Our PRIDE tells us that we will be able to undo the effects of industrialization and consumption with more industrialization -this time wind, solar, or biomass production- and consumption- this time vegan, healthy, macrobiotic, sustainably-sourced, you name it. We are already using 50% of the habitable land on Earth just to feed ourselves.[22] In the meantime, we have filled the world with 1.5 million cows and 23.7 billion chickens. Overfishing is rampant and stopping it has proven to be very hard. And with 10 billion humans walking the Earth by 2050, what will the consequences be?

Has any species before us voluntarily limited their growth in a conscious and democratic collective effort?
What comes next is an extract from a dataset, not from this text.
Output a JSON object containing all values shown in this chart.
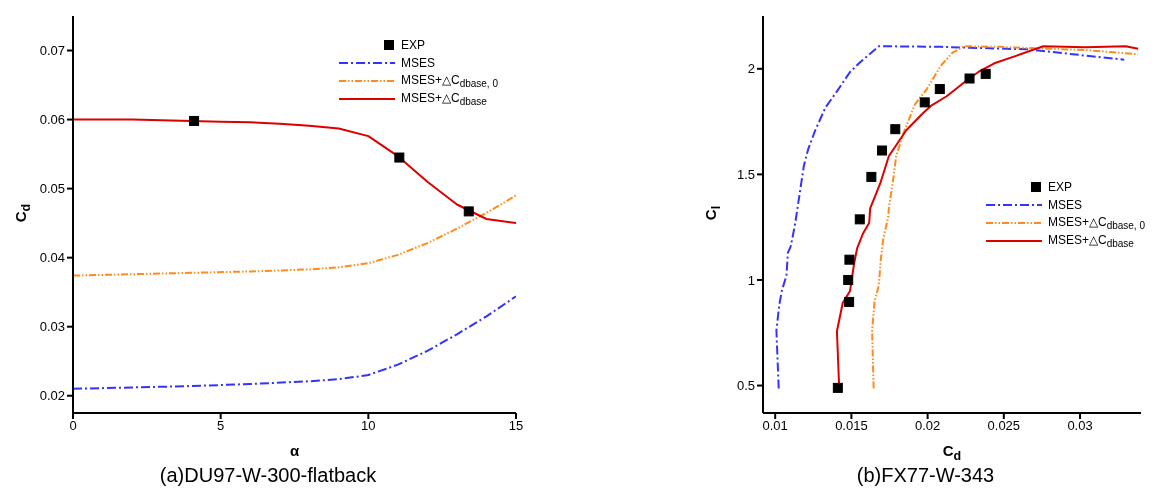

Even if wars have grown more frequent in the last centuries, the rise in population counteracts their effect as a way of limiting booming growth. In Europe, the last major war ended more than 70 years ago. And indeed, our population is growing old happier than ever before. In the western and westernized world, we are now smart enough to make ourselves sick from lifestyle-related diseases and diseases of old age.[23] Meanwhile, the poorer and more congested countries in Africa -Niger, Angola, Congo among others- are growing at an unprecedented rate. In the struggle against natural calamities, the scale is tipping in humankind’s favour, the old in the north and the poor in the south are growing in number. [24]

Has God sent this plague to save humanity from its sins? Or, out of unconditional love, have we prayed to Google just enough to be purified?

‘The only regret I will have in dying is if it is not for love.’